My shop teacher and dad told me to keep my hands away from the blade!
I dont run any machine when I dont feel alert enough to be safe.
No amount of electronics will ever replace having your wits about you and common sense.
 

BrianBDH

New User
Brian
I spent the extra money for the SawStop for the safety features alone.

I have the 1.75 HP contractor saw and it was a big step up from my direct drive Delta saw. Happy with the performance and the quality of my saw.

It does have a few annoying things about it that might or might not be on the cabinet saw. First, I didn't think the fence that came with my saw was adequate for the $1800 price. Having said this, I never installed it. I attached the Delta T2 fence from my old saw. Another thing that is annoying is that sawdust accumulates on the vertical adjustment mechanism and the blade won't retract completely below the table surface until I crawl under there and blow it out. Also, plan on $125 to buy a new throat plate from Infinity Tools and some disposabal inserts. The SawStop throat plates are too much a pain to make your own, and the cost is too high to buy a handful for zero clearance, dado, etc.

So as not to end on a negative note, I now have some peace of mind when my son wants to use the saw.
 

patlaw

Mike
Corporate Member
I run my blade at full height all the time unless of course im dadoing, this ensures the cutting blade forces are down into the table where they belong , and not back at the operator.
Hmmm.
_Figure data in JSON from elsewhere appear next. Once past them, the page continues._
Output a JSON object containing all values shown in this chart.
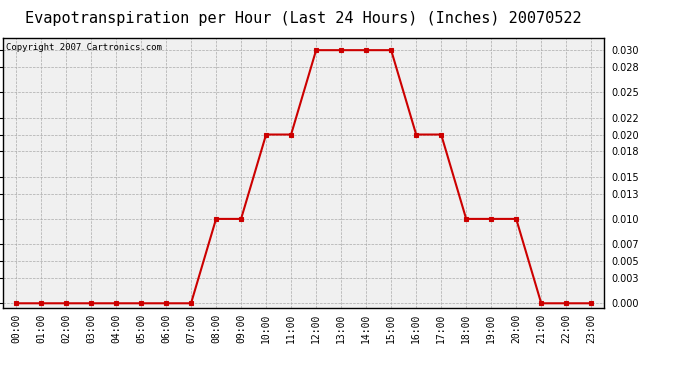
{
  "title": "Evapotranspiration per Hour (Last 24 Hours) (Inches) 20070522",
  "copyright_text": "Copyright 2007 Cartronics.com",
  "hours": [
    "00:00",
    "01:00",
    "02:00",
    "03:00",
    "04:00",
    "05:00",
    "06:00",
    "07:00",
    "08:00",
    "09:00",
    "10:00",
    "11:00",
    "12:00",
    "13:00",
    "14:00",
    "15:00",
    "16:00",
    "17:00",
    "18:00",
    "19:00",
    "20:00",
    "21:00",
    "22:00",
    "23:00"
  ],
  "values": [
    0.0,
    0.0,
    0.0,
    0.0,
    0.0,
    0.0,
    0.0,
    0.0,
    0.01,
    0.01,
    0.02,
    0.02,
    0.03,
    0.03,
    0.03,
    0.03,
    0.02,
    0.02,
    0.01,
    0.01,
    0.01,
    0.0,
    0.0,
    0.0
  ],
  "line_color": "#cc0000",
  "marker": "s",
  "marker_size": 3,
  "marker_color": "#cc0000",
  "bg_color": "#f0f0f0",
  "grid_color": "#aaaaaa",
  "ylim": [
    -0.0005,
    0.0315
  ],
  "yticks": [
    0.0,
    0.003,
    0.005,
    0.007,
    0.01,
    0.013,
    0.015,
    0.018,
    0.02,
    0.022,
    0.025,
    0.028,
    0.03
  ],
  "title_fontsize": 11,
  "copyright_fontsize": 6.5,
  "tick_fontsize": 7,
  "line_width": 1.5
}
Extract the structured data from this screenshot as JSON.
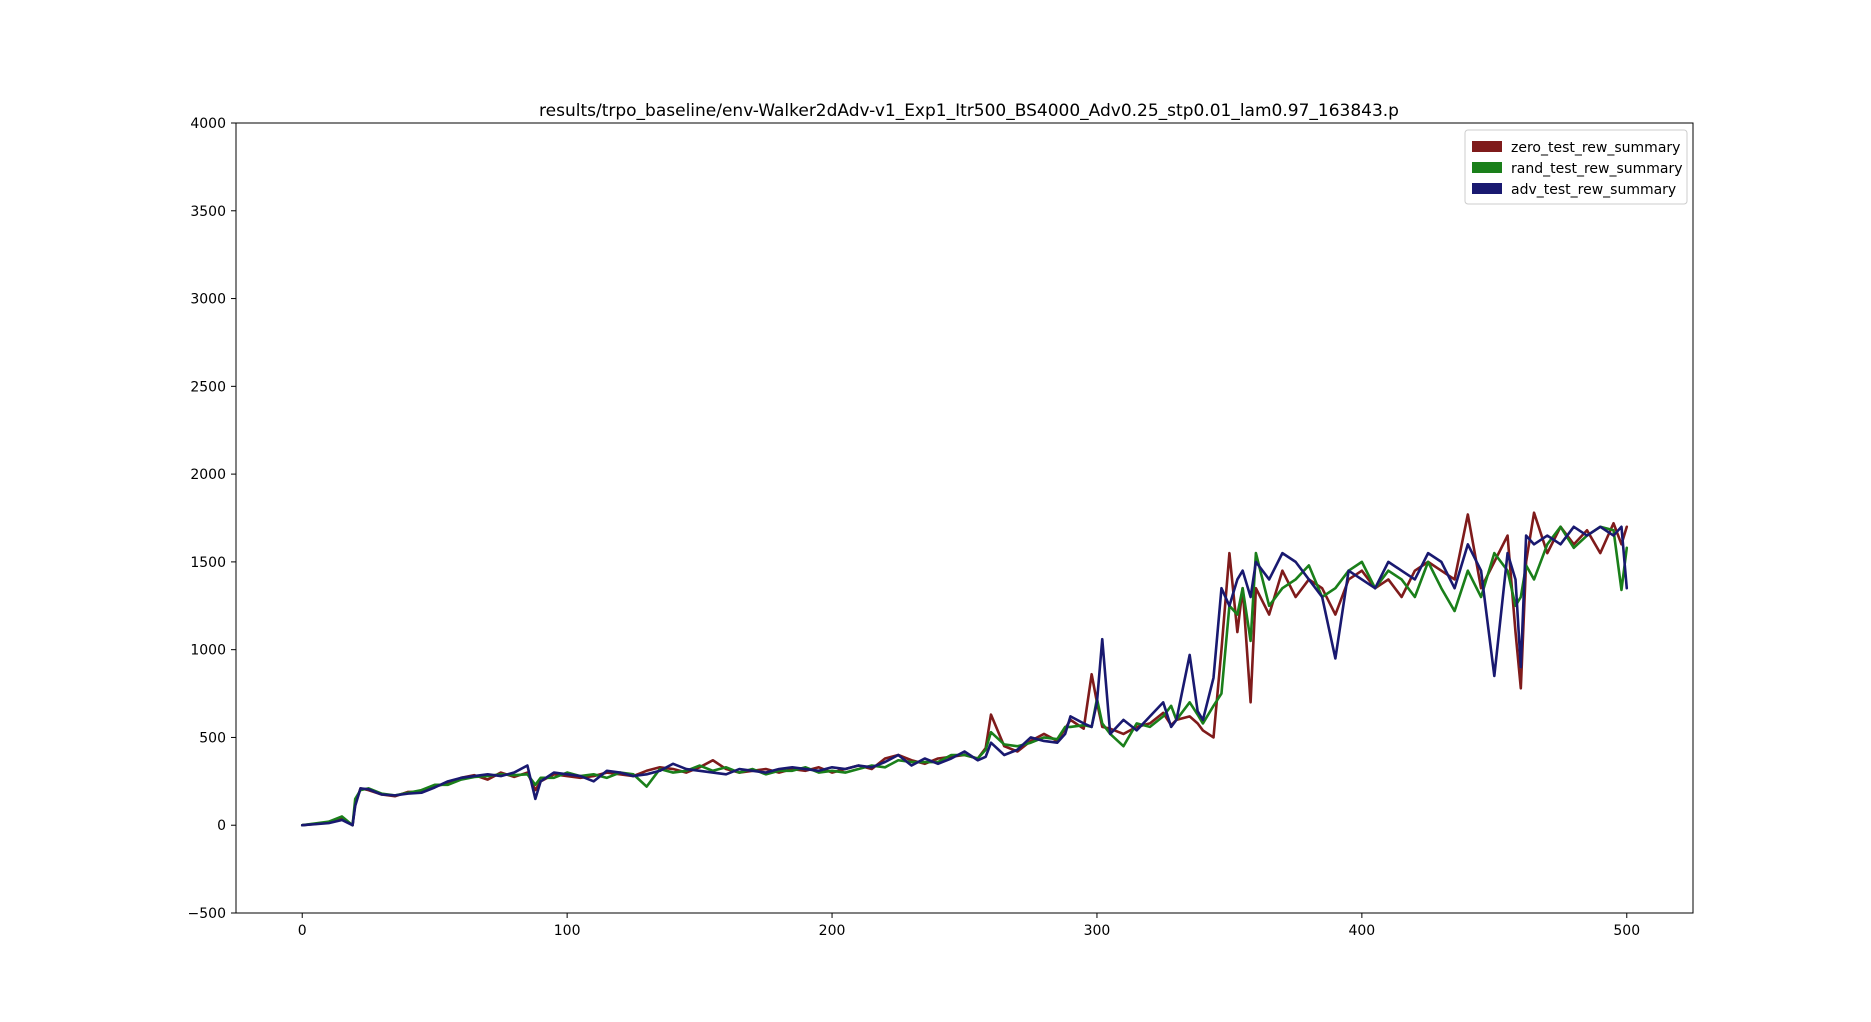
{
  "chart_data": {
    "type": "line",
    "title": "results/trpo_baseline/env-Walker2dAdv-v1_Exp1_Itr500_BS4000_Adv0.25_stp0.01_lam0.97_163843.p",
    "xlabel": "",
    "ylabel": "",
    "xlim": [
      -25,
      525
    ],
    "ylim": [
      -500,
      4000
    ],
    "xticks": [
      0,
      100,
      200,
      300,
      400,
      500
    ],
    "yticks": [
      -500,
      0,
      500,
      1000,
      1500,
      2000,
      2500,
      3000,
      3500,
      4000
    ],
    "grid": false,
    "legend_position": "top-right",
    "x": [
      0,
      10,
      15,
      19,
      20,
      22,
      25,
      30,
      35,
      40,
      45,
      50,
      55,
      60,
      65,
      70,
      75,
      80,
      85,
      88,
      90,
      95,
      100,
      105,
      110,
      115,
      120,
      125,
      130,
      135,
      140,
      145,
      150,
      155,
      160,
      165,
      170,
      175,
      180,
      185,
      190,
      195,
      200,
      205,
      210,
      215,
      220,
      225,
      230,
      235,
      240,
      245,
      250,
      255,
      258,
      260,
      265,
      270,
      275,
      280,
      285,
      288,
      290,
      295,
      298,
      300,
      302,
      305,
      310,
      315,
      320,
      325,
      328,
      330,
      335,
      338,
      340,
      344,
      347,
      350,
      353,
      355,
      358,
      360,
      365,
      370,
      375,
      380,
      385,
      390,
      395,
      400,
      405,
      410,
      415,
      420,
      425,
      430,
      435,
      440,
      445,
      450,
      455,
      458,
      460,
      462,
      465,
      470,
      475,
      480,
      485,
      490,
      495,
      498,
      500
    ],
    "series": [
      {
        "name": "zero_test_rew_summary",
        "color": "#7f1b1b",
        "values": [
          0,
          15,
          40,
          0,
          120,
          210,
          200,
          175,
          165,
          190,
          190,
          220,
          240,
          270,
          285,
          260,
          300,
          275,
          300,
          200,
          250,
          290,
          280,
          270,
          280,
          300,
          290,
          280,
          310,
          330,
          320,
          300,
          330,
          370,
          320,
          300,
          310,
          320,
          300,
          320,
          310,
          330,
          300,
          320,
          340,
          320,
          380,
          400,
          370,
          350,
          380,
          390,
          400,
          380,
          440,
          630,
          450,
          420,
          480,
          520,
          480,
          550,
          600,
          550,
          860,
          700,
          560,
          550,
          520,
          560,
          580,
          640,
          570,
          600,
          620,
          580,
          540,
          500,
          1000,
          1550,
          1100,
          1350,
          700,
          1350,
          1200,
          1450,
          1300,
          1400,
          1350,
          1200,
          1400,
          1450,
          1350,
          1400,
          1300,
          1450,
          1500,
          1450,
          1400,
          1770,
          1350,
          1500,
          1650,
          1100,
          780,
          1500,
          1780,
          1550,
          1700,
          1600,
          1680,
          1550,
          1720,
          1600,
          1700
        ]
      },
      {
        "name": "rand_test_rew_summary",
        "color": "#1a7f1a",
        "values": [
          0,
          20,
          50,
          0,
          150,
          200,
          210,
          180,
          170,
          185,
          200,
          230,
          230,
          260,
          275,
          280,
          290,
          285,
          290,
          230,
          270,
          270,
          300,
          280,
          290,
          270,
          300,
          290,
          220,
          320,
          300,
          310,
          340,
          310,
          330,
          300,
          320,
          290,
          310,
          310,
          330,
          300,
          310,
          300,
          320,
          340,
          330,
          370,
          360,
          360,
          360,
          400,
          400,
          380,
          430,
          530,
          460,
          450,
          470,
          500,
          490,
          560,
          560,
          570,
          560,
          720,
          580,
          520,
          450,
          580,
          560,
          620,
          680,
          600,
          700,
          630,
          580,
          680,
          750,
          1250,
          1200,
          1350,
          1050,
          1550,
          1250,
          1350,
          1400,
          1480,
          1300,
          1350,
          1450,
          1500,
          1350,
          1450,
          1400,
          1300,
          1500,
          1350,
          1220,
          1450,
          1300,
          1550,
          1450,
          1250,
          1300,
          1480,
          1400,
          1600,
          1700,
          1580,
          1650,
          1700,
          1680,
          1340,
          1580
        ]
      },
      {
        "name": "adv_test_rew_summary",
        "color": "#191970",
        "values": [
          0,
          12,
          30,
          0,
          110,
          210,
          205,
          175,
          170,
          180,
          185,
          215,
          250,
          270,
          280,
          290,
          280,
          300,
          340,
          150,
          250,
          300,
          290,
          280,
          250,
          310,
          300,
          280,
          290,
          310,
          350,
          320,
          310,
          300,
          290,
          320,
          310,
          300,
          320,
          330,
          320,
          310,
          330,
          320,
          340,
          330,
          360,
          400,
          340,
          380,
          350,
          380,
          420,
          370,
          390,
          470,
          400,
          430,
          500,
          480,
          470,
          520,
          620,
          580,
          560,
          700,
          1060,
          520,
          600,
          540,
          620,
          700,
          560,
          600,
          970,
          650,
          600,
          840,
          1350,
          1250,
          1400,
          1450,
          1300,
          1500,
          1400,
          1550,
          1500,
          1400,
          1300,
          950,
          1450,
          1400,
          1350,
          1500,
          1450,
          1400,
          1550,
          1500,
          1350,
          1600,
          1450,
          850,
          1550,
          1400,
          900,
          1650,
          1600,
          1650,
          1600,
          1700,
          1650,
          1700,
          1650,
          1700,
          1350
        ]
      }
    ]
  }
}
This is the first time I've heard of anyone doing this (not that I know much about table saws.) It seems to make a lot of sense. When the blade barely peeks above the wood, the blade is cutting toward the operator instead of toward the top of the saw. Does anyone else do this?
 

patlaw

Mike
Corporate Member
I now have some peace of mind when my son wants to use the saw.
And that alone is enough reason to get a SawStop. When I get my table saw, I'm getting a 1.75HP SawStop. Hopefully it will be soon. The garage cleanup is coming around slowly, but it's happening. I'd rather overpay and keep a finger. Plus, as discussed here, it's an excellent saw.
 

Michael Mathews

Michael
Corporate Member
Sorry I said anything. Please disregard my note. I've never had kick back either. But that wasn't what I was taking about. It's your choice.
 

Hmerkle

Board of Directors, Development Director
Hank
Staff member
Corporate Member
Pete,
If you are in Denver, you might consider heading Klingspor in Hickory for a hands-on of the Saw Stop and maybe some help with your final decision. Klingspor is a HUGE supporter of the site and spending our money there is a great way to say thank you!
 

bowman

Board of Directors, Webmaster
Neal
Staff member
Corporate Member
No apologies needed Michael. You were simply relating your personal experiences and there is nothing wrong with that. You offered to show Pete the SawStop in person, he can accept the offer or not.

I do not own a SawStop and cannot offer any feedback about them. They look nice, but they do require the same amount of safety observance as any other piece of machinery.
 

tarheelz

Dave
Corporate Member
Hmmm. This is the first time I've heard of anyone doing this (not that I know much about table saws.) It seems to make a lot of sense. When the blade barely peeks above the wood, the blade is cutting toward the operator instead of toward the top of the saw. Does anyone else do this?

I split the difference. Rather than going with what I was taught as a kid (raise the blade just enough to clear the top of the board), I go at it like this:

1) Raise the blade so that between half and a whole of the gullet is above the board. (Theory is that the blade might perform better with some air clearance for the gullets (and expansion slots) at the top.)
2) Raise the blade all the way up for plywood cuts. (Theory is that I want the teeth cutting more up/down through the layers, not back/front.)
3) Use the blade guard whenever it possible.

signed - SawStop owner with absolutely no clue whether what I'm doing makes any scientific sense at all.